Scaling the AI hierarchy of needs with TensorFlow, Spark, and Hops
Distributed deep learning can increase the productivity of AI practitioners and reduce time to market for training models. Hadoop can fulfill a crucial role as a unified feature store and resource management platform for distributed deep learning. Jim Dowling offers an introduction to writing distributed DL applications, covering TensorFlow and Apache Spark frameworks that make distribution easy.

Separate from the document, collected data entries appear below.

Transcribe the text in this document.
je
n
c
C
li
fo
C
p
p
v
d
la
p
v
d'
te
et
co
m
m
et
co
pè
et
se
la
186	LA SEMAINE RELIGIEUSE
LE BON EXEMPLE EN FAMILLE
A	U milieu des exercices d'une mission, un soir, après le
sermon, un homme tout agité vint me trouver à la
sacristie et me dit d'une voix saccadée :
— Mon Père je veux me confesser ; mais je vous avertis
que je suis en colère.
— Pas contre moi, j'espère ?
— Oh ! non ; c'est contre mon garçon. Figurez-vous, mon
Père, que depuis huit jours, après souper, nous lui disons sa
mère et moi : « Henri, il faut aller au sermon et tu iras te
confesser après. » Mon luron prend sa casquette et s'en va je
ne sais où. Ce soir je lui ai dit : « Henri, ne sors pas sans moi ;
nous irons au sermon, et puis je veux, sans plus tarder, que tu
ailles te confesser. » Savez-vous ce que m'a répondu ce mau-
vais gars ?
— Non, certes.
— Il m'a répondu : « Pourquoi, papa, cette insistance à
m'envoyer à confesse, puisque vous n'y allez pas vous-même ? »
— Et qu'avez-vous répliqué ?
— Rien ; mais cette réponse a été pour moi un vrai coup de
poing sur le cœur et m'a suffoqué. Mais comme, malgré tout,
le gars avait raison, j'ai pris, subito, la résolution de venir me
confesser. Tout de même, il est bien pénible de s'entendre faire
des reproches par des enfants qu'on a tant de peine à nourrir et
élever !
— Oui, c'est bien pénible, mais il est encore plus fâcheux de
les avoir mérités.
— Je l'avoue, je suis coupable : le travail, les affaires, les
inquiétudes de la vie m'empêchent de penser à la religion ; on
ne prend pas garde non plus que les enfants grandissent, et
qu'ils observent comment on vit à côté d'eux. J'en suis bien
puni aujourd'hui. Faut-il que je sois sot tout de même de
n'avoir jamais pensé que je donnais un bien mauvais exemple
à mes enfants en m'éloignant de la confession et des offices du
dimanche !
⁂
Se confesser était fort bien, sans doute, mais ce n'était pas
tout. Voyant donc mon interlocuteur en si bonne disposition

Talk Title | Scaling the AI hierarchy of needs with TensorFlow, Spark, and Hops |
Speakers | Jim Dowling (Logical Clocks) |
Conference | Strata Data Conference |
Conf Tag | Making Data Work |
Location | London, United Kingdom |
Date | May 22-24, 2018 |
URL | Talk Page |
Slides | Talk Slides |
Video | |
State-of-the-art deep learning systems at hyperscale AI companies attack the toughest problems with distributed deep learning. Distributed deep learning systems help both AI researchers and practitioners be more productive and enable the training of models that would be intractable on a single GPU server. Hadoop provides the needed platform support for distributed deep learning with TensorFlow and Spark and offers a unified feature store and resource management platform for GPUs. Jim Dowling explores recent developments in supporting distributed deep learning on Hadoop—in particular, Hops, a distribution of Hadoop with support for distributed metadata. Jim discusses the need for better support for Python and GPUs as a resource and demonstrates how to build a feature store with Hive, Kafka, and Spark. Jim also explains why on-premises distributed deep learning is gaining traction and how commodity GPUs provide lower-cost access to massive amounts of GPU resources. Distributed deep learning can both massively reduce training time and parallel experimentation, using large-scale hyperparameter optimization. Jim offers an overview of recent transformative open source TensorFlow frameworks that leverage Apache Spark to manage distributed training, such as Yahoo’s TensorFlowOnSpark, Uber’s Horovod platform, and Hops’s tfspark, which reduce training time as well as neural network development time through parallel experimentation on different models across hundreds of GPUs, as is typically done in hyperparameter sweeps.